Motor Oil

Motor oil handles more tasks within an engine than any other component, fluid, or material. Most people know that motor oil's primary job is to protect the engine by lubricating its moving parts. Did you know that modern motor oil also responsible for:

1) Cooling critical engine parts by transferring heat away from them
2) Protecting against engine wear that could be caused by a variety of contaminants from acidic combustion byproducts to sludge and soot deposits to dirt and dust particles
3) Pumping easily to critical engine parts at low temperature
4) Remaining stable at high temperatures
5) Helping improve fuel economy
6) Keeping internal components clean and free from varnish and harmful deposits

Normal or Severe Service Schedules

Normal or ideal service consists of relatively high-speed driving on paved roads in dust-free areas. Severe service conditions include any of the following:

1) Trips of less than 15 kilometres
2) Driving in cold weather
3) Idling for extended periods
4) Stop-and-go traffic
5) Pulling trailers or carrying heavy loads
6) Driving in dusty conditions

Short trips, especially during cold weather, can be particularly severe. The engine may not get the chance to warm-up sufficiently to boil off moisture and unused fuel in the oil, leading to the development of acids in he oil.
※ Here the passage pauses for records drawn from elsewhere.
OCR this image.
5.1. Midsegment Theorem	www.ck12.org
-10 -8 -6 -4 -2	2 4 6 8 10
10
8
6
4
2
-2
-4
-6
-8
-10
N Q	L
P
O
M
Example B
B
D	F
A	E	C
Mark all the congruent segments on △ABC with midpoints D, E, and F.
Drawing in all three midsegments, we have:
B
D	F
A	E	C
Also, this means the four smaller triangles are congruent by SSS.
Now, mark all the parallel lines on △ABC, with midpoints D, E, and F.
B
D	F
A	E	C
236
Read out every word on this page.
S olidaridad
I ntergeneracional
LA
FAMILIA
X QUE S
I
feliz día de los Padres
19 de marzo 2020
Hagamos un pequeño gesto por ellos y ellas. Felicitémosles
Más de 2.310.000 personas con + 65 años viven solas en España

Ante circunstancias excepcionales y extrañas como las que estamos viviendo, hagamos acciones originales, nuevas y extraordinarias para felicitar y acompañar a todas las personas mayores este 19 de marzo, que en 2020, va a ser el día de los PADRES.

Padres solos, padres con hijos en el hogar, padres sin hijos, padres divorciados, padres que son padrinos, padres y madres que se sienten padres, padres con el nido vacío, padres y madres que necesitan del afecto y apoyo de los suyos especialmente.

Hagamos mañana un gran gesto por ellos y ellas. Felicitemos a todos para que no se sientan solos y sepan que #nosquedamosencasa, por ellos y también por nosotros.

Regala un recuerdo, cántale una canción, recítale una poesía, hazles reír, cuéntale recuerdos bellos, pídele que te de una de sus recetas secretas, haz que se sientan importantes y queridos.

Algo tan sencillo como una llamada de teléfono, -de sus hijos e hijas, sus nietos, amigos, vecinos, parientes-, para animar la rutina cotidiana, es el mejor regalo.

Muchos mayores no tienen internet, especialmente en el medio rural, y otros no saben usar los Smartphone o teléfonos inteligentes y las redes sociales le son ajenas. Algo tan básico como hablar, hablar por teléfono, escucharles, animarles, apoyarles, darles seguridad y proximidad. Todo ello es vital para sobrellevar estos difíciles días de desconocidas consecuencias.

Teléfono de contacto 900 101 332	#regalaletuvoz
Since the engine is partially cooled by airflow, temperatures can increase when the engine is idling. High temperatures can increase when the engine is under heavy loads, such as when towing. High temperatures can lead to more rapid oil oxidation and thickening.

When you drive in dusty conditions, abrasives can get past the air filter and into the oil system. All of these conditions are very hard on motor oils. They introduce extra contaminants or waste products into he motor oil and create the need for frequent oil changes.

Have your vehicle oil changed every 3 to 4 months or 5,000 kilometres to avoid any long-term problems and to allow the motor oil to perform its tasks most efficiently.

Driving in Wet Weather

British Columbia police reported 5,500 collisions causing injuries on wet roads in recent years, with the crashes killing 72 people. Quite simply the lack of traction is the reason why driving on a rainy day is risky. During dry conditions oily substances from car engines and exhausts settle into the pavement below the level of contact with your tires. The first hour of rain brings the oil to the surface causing reduced traction.

Hydroplaning - This is caused when there's too much water on the road and you are traveling too fast causing your vehicle to ride on top of the water. Tires must cut through the water to maintain contact with the road, so to avoid this don't drive on bald or badly worn tires and make sure your tires are properly inflated.